Kisah dari Para Sahabat
Dikisahkan bahwa para sahabat Rasulullah SAW pernah melewati sebuah kampung. Di sana, kepala suku tersengat binatang berbisa, lalu mereka diminta untuk mengobatinya.
Kemudian salah seorang sahabat membacakan surat Al-Fatihah, dan dengan izin Allah SWT, kepala suku tersebut sembuh. (HR. Bukhari dari Ibnu Abbas radhiallahu ‘anhuma)
Dari hadits ini, para ulama menyimpulkan bahwa bacaan Al-Qur’an tidak hanya menyembuhkan gangguan yang berkaitan dengan jin atau makhluk halus, tetapi juga berbagai penyakit lainnya.
Ayat-Ayat yang Bisa Dijadikan Obat
Di antara surat dan ayat yang bisa dijadikan sebagai wasilah pengobatan adalah:
- Surat Al-Fatihah
- Lima ayat pertama surat Al-Baqarah
- Dua ayat terakhir surat Al-Baqarah
- Ayat Kursi
- Surat Al-Ikhlas, Al-Falaq, dan An-Nas
Cara mengamalkannya adalah dengan membacakan ayat-ayat tersebut pada air, baik segelas maupun seteko. Kemudian air tersebut diminum dalam tiga tegukan, dan juga bisa digunakan untuk mandi.

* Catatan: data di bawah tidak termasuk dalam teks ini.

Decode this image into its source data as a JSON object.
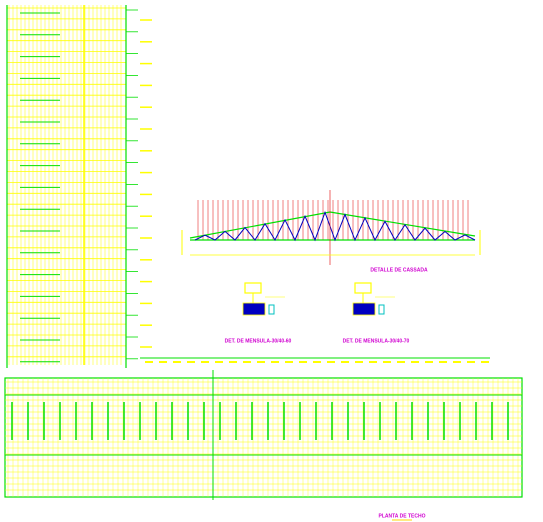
{
  "labels": {
    "detail_title": "DETALLE DE CASSADA",
    "bracket_1": "DET. DE MENSULA-30/40-60",
    "bracket_2": "DET. DE MENSULA-30/40-70",
    "plan_title": "PLANTA DE TECHO"
  }
}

Jika diperlukan, hal ini boleh diulang dua atau tiga kali hingga penyakit benar-benar hilang, dengan izin Allah SWT.
Amalan ini telah difatwakan oleh para ulama, di antaranya Syaikh Ibnu Baz rahimahullah, dan telah banyak dipraktikkan dengan hasil yang bermanfaat.
Penutup
Al-Qur’an adalah obat bagi segala penyakit. Maka ketika kita menjadikannya sebagai obat, sejatinya kita sedang mengambil sebab kesembuhan yang telah Allah SWT jamin bagi hamba-Nya yang beriman.
Semoga Allah SWT menjadikan Al-Qur’an sebagai penawar bagi hati dan tubuh kita. Wallahu a’lam.